Later, back on the bus, Tim confirms that he likes to force arguments and then allow them to blow over. “I’m quite confrontational and it usually comes out in a pretty bad way. It can be really isolating. Some of the people personally connected to me have a rough time. They have to be pretty earthed.” As a child his judgmental nature – “I was always looking at adults, thinking they were all fucked up”- provoked arguments, especially when he claimed to hear people’s thoughts. “I used to think I knew what people were thinking,” he says, looking uneasy. “Whether I could, or not, I don’t know. In the end you don’t. It didn’t go down well,” he whispers, sucking in his breath. “You can imagine people’s reactions when I started telling them what they were thinking about. I really was an outcast at school, a misfit. I didn’t know how to get on with the lads.”

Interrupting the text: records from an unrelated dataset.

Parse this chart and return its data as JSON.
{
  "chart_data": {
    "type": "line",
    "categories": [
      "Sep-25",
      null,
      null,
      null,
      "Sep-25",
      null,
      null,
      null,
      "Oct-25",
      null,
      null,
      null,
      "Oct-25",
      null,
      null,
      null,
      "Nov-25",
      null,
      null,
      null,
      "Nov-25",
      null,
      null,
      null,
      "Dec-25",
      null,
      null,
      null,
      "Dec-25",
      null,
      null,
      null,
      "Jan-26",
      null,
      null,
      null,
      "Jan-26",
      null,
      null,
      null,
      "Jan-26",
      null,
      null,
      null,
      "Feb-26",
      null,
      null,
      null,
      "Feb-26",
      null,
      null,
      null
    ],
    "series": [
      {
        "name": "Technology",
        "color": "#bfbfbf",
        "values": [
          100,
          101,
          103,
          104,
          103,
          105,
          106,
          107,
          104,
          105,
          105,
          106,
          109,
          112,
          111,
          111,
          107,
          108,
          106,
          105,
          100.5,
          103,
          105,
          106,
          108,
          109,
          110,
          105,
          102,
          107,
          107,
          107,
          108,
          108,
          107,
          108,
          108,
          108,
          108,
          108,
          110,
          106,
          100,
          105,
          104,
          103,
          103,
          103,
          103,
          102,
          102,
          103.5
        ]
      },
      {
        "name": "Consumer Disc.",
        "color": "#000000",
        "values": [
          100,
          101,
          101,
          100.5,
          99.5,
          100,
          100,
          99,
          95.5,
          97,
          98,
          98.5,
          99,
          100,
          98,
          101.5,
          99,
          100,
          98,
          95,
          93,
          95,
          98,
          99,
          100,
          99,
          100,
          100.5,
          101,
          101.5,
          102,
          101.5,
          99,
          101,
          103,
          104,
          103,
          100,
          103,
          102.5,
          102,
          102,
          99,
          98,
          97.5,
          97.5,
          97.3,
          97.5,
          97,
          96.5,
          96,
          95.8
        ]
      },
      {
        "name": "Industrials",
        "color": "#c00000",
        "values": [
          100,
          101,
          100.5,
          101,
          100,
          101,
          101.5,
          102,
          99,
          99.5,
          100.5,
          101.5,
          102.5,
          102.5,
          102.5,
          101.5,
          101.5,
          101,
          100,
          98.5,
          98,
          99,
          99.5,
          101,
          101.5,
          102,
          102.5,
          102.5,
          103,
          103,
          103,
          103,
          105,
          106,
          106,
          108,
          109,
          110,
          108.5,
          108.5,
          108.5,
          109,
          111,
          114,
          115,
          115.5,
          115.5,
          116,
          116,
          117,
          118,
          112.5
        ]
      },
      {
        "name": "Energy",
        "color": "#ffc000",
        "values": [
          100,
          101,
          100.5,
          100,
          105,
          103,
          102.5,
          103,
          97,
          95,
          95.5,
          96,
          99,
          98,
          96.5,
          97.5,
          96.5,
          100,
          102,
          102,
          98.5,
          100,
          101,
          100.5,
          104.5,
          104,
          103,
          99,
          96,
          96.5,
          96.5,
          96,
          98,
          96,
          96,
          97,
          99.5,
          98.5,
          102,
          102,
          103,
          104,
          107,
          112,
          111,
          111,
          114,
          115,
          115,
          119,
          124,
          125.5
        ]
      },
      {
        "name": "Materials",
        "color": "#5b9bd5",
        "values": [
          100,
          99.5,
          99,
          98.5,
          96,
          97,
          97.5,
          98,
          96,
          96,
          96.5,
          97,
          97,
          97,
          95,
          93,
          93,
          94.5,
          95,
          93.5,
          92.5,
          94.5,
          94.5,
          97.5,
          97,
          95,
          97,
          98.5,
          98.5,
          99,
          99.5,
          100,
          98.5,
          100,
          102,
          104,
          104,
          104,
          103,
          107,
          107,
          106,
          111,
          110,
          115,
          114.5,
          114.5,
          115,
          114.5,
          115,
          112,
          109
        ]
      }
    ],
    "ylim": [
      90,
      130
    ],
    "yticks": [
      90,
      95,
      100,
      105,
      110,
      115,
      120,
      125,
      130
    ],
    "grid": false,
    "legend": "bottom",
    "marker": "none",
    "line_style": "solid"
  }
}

While the others muck in together, Tim Booth’s approach to touring is more self-contained. He handles the claustrophobic living conditions and aftershow parties in his own polite, thoughtful way, keeping strangers at arm’s length. If his cordial manner doesn’t keep the inquisitive at bay, his personal bodyguard will. In fact, Tim’s leather-clad protector has little to do and only serves to underline the fact that the singer is different from the rest of the band. Meanwhile, in his dealings with the media, he retains a quiet, evasive control over interviews and photographs, making it clear that “wacky” shots are out of the question. “James don’t do comedy,” he declares with the dry, self-conscious smile of a man who only half fits in.